A state budget compromise approved by lawmakers Tuesday night would reduce state public assistance funding for Portland by about $400,000 a year and redistribute it to communities around the state.
Lawmakers voted Tuesday to change the formula the state uses to help cities and towns pay for General Assistance, a program that provides vouchers for rent, food and other basic needs. The new formula would reduce state funds for Portland and Bangor, but modestly increase them for virtually all other communities in the state.
The overall impact of state budget changes on Portland’s finances was unknown late Tuesday. A separate provision that would have allowed asylum seekers and other non-citizens who legally are in the U.S. to qualify for General Assistance was added to the $6.7 billion budget bill in the Democratic-controlled House, but removed in the Senate in order to retain Republican support for the entire budget deal.
This could cost Portland $4 million to $5 million next year if the city chooses to provide the aid without state funds.

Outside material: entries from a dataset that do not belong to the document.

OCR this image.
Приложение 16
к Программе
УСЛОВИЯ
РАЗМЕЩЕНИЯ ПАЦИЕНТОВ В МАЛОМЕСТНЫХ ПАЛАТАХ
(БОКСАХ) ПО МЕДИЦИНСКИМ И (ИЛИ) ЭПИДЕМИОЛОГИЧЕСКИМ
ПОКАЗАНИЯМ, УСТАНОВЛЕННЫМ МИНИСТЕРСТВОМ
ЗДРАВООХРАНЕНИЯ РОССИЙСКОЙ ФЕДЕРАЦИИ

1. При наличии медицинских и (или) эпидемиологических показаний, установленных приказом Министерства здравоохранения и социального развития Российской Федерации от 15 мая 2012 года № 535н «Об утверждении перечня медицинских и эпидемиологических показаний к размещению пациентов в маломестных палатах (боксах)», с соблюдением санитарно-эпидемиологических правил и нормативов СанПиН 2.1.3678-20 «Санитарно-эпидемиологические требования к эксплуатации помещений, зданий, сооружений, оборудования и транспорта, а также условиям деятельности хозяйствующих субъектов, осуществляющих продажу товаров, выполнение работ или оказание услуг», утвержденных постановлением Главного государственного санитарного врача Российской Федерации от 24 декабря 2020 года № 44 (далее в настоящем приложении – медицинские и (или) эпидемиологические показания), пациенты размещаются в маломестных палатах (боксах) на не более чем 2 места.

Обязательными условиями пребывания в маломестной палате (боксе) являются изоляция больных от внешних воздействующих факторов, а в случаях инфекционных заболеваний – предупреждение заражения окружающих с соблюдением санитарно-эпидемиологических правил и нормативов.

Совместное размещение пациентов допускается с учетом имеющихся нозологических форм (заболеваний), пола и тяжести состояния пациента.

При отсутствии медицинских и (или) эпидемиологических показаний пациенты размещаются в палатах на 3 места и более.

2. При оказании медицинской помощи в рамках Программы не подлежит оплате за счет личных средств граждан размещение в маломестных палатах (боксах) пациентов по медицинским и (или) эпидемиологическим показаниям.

BENEFITS FOR ASYLUM SEEKERS
Last week, a Superior Court judge ruled that without a statutory change by lawmakers, Gov. Paul LePage’s administration could continue to deny reimbursement requests from communities that provide aid to these groups. That ruling could cost Portland roughly $5 million this year alone.
Several House Democrats gave impassioned floor speeches in support of allowing General Assistance to continue flowing to asylum seekers prior to the House vote on the amendment that clarified their eligibility. Without legislative action, lawmakers said, 900 to 1,000 people could be made homeless, further straining already overcrowded shelters.
“A thousand people: that would be the equivalent of a devastating fire leaving a whole neighborhood in many towns full of homeless people or in some places a thousand people would be a whole town,” said Rep. Peter Stuckey, D-Portland.
Rep. Drew Gattine, D-Westbrook, was one of several lawmakers who urged colleagues to remember their own family roots.
“At the end of the day we cannot turn our backs on these people who desperately need our help,” Gattine said. “If we turn away from them, we are turning away from ourselves and all of the people who brought us here.”
Advocates and asylum seekers filled the State House on Tuesday to push lawmakers to adopt the amendment.
Robyn Merrill, executive director of the Maine Equal Justice Partners, a nonprofit legal aid organization, said immigration advocates would also continue to advocate for the passage of L.D. 369, a stand-alone bill that would make asylum seekers and other non-citizens eligible for General Assistance, but she was not confident it would get enough support to overcome an inevitable veto by the governor.
“The money’s there, they just need to include language to make clear that those who are lawfully present are eligible,” she said. “If this language doesn’t pass, 1,000 people are at serious risk and would become homeless.”
CHANGES TO GENERAL ASSISTANCE FORMULA
The change in the formula for distributing General Assistance would have a smaller, but significant, impact on the Portland budget, which the City Council will take up again next week.
Currently, the state reimburses communities for 50 percent of General Assistance costs. Large service-center communities, including Portland and Bangor, are reimbursed 90 percent of the costs after General Assistance spending reaches a certain threshold, a formula intended to compensate communities with services and opportunities that attract people who are trying to get back on their feet.
Some state officials have called the formula “a perverse incentive” that encourages communities to spend more money in order to get more state funding, even though state audits have routinely found Portland administers its program in accordance with state rules.
LePage, who has been outspoken in his criticism of Portland’s welfare spending, originally proposed a formula that would have reduced state funding levels for communities where spending exceeds a certain threshold. That was rejected by lawmakers.
The budget compromise unveiled Tuesday, however, reimburses all communities for 70 percent of their overall General Assistance expenses, regardless of their population. That change will direct more funding to smaller, rural towns primarily at the expense of Portland and Bangor, the only communities in Maine that distributed enough aid to receive a state subsidy of more than 70 percent in 2014.
That year, Portland spent $10.1 million on General Assistance, with $2 million coming from local property taxes and $8.1 million coming from the state. Under the new formula, Portland would have paid an additional $400,000.
According to the most recent data released in February by the state DHHS, the state funded 76 percent of Bangor’s $2.2 million General Assistance program. The formula change would have increased Bangor’s local costs by $200,000.
DHHS data shows that Lewiston received a 55 percent reimbursement for its nearly $750,000 program. Lewiston would have seen a $112,000 increase in funding under the formula change.
All other Maine communities received a 50 percent subsidy that year and would have received more state funding under the new formula.
n Augusta, which spent $312,700 in 2014, would have received an additional $63,000 from the state, from $156,300 to $219,300;
n Auburn, which spent $139,400 in 2014, would have received an additional $27,900, from $69,700 to $97,600;
n Biddeford, which spent $77,000 in 2014 would have received an additional $15,400, from $38,500 to 53,900;
n Waterville, which spent $89,100 in 2014, would have received an additional $17,800, from $44,600 to $62,400.
Staff writer Kevin Miller contributed to this report.